Wenn in diesem Kirchenvermögensverwaltungsgesetz jetzt auch angesichts der Veränderungen, die wir in unseren Kirchengemeinden vornehmen müssen, etwas geändert wird, dann muss, weil es ein staatliches Gesetz ist, jede Änderung durch den Landtag. Daran sieht man, wie absurd es ist, wenn die kirchliche Vermögensverwaltung betroffen ist, dass durch dieses staatliche Gesetz sich der Landtag damit befassen muss.
Den fünf NRW-Bistümern geht es darum, jetzt ein inhaltsgleiches kirchliches Gesetz zu erlassen, das dann auch schneller und besser an die pastoralen und an die wirklichen Herausforderungen angepasst werden kann. Nach dem jetzt geltenden Gesetz kann nicht per E-Mail eingeladen werden. Es können keine digitalen Sitzungen gemacht werden.

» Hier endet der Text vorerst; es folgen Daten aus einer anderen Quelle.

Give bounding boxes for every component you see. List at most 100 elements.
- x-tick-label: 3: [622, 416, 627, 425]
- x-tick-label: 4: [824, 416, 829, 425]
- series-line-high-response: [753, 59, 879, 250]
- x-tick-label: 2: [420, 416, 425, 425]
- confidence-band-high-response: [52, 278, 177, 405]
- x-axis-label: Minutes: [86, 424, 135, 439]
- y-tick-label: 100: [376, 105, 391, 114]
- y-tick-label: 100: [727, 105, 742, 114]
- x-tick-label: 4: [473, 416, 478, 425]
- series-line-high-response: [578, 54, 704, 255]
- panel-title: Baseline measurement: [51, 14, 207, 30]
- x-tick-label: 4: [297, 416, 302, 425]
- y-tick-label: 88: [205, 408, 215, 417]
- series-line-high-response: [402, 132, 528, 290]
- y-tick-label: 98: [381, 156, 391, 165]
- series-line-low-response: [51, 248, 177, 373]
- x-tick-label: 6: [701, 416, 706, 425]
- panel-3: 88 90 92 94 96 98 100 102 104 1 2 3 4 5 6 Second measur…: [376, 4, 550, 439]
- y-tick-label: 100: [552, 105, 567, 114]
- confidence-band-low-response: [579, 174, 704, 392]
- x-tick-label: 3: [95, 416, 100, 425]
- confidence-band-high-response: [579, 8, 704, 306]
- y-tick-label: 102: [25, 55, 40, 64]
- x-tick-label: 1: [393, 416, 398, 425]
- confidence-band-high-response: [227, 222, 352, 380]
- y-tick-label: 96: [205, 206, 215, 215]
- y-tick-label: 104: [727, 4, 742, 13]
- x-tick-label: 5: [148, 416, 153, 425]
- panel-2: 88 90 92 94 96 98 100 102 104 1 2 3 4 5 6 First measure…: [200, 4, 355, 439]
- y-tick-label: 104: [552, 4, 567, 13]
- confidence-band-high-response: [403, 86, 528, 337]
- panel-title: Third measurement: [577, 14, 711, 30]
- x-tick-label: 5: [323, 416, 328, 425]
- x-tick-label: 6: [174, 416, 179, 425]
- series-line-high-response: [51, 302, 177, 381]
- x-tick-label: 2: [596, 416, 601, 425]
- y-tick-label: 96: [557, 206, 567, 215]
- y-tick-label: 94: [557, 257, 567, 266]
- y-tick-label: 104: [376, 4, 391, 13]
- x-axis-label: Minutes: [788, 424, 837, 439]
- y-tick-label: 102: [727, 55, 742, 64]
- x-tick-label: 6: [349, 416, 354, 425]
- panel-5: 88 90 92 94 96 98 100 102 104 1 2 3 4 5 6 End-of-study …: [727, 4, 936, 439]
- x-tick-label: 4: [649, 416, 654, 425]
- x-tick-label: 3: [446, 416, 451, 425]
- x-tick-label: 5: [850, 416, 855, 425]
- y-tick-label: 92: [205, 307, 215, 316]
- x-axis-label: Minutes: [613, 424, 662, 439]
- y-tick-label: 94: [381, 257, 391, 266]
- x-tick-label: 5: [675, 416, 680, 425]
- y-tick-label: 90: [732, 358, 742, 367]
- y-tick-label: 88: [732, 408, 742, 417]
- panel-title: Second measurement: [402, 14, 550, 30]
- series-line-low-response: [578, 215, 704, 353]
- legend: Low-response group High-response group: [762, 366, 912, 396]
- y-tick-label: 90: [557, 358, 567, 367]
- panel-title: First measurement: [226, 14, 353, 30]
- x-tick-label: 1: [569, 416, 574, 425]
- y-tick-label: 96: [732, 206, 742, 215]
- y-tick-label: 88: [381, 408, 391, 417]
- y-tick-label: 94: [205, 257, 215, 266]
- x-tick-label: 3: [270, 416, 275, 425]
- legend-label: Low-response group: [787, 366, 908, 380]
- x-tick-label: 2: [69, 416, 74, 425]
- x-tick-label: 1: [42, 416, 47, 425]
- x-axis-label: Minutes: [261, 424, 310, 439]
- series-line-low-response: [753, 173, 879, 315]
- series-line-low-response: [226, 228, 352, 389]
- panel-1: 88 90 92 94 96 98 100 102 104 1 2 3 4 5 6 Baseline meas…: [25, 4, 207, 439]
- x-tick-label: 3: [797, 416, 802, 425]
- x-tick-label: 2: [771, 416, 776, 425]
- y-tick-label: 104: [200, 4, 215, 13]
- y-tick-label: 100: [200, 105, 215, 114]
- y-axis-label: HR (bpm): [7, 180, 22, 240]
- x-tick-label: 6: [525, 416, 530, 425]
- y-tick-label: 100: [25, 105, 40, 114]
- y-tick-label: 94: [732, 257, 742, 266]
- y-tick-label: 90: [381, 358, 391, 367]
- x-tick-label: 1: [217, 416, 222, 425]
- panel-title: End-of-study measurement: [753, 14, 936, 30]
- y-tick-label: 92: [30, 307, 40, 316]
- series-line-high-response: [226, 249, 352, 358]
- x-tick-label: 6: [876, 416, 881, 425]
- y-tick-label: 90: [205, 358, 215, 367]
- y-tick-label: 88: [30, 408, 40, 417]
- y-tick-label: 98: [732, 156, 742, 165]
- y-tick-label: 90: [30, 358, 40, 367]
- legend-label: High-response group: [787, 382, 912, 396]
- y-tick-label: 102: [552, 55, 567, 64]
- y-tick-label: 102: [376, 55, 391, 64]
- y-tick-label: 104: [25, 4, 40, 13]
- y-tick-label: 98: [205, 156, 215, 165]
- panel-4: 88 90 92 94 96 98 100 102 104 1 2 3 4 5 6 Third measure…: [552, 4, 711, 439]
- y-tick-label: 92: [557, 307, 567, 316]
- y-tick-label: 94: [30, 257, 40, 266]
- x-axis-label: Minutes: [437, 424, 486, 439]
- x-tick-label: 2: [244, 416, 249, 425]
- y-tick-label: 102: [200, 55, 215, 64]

Es müsste alles, wenn wir das in dem bestehenden Gesetz verändern wollen, durch den Landtag. Und da haben wir gesagt, dass es jetzt höchste Zeit ist, dieses staatliche Gesetz durch ein kirchliches Gesetz abzulösen.
DOMRADIO.DE: Gucken wir mal konkreter auf die Änderungen. Da geht es unter anderem um die Bestellung eines geschäftsführenden Vorsitzenden, der dem Pfarrer Verwaltungsaufgaben abnehmen soll. So etwas gibt es ja auch schon in einigen Bistümern. Es gibt aber zum Teil auch hauptamtliche Verwaltungsleitungen in den Pfarrgemeinden. Erübrigt sich dadurch denn nicht so eine geschäftsführende Aufgabe im Ehrenamt?
Hamers: Nein, die erledigt sich dadurch nicht. Der Kirchenvorstand ist nicht nur das Aufsichtsgremium, sondern vor allem ist es das Vertretungsgremium. Der Kirchenvorstand vertritt die Kirchengemeinde nach außen in Vermögensfragen oder eben auch als Arbeitgeber.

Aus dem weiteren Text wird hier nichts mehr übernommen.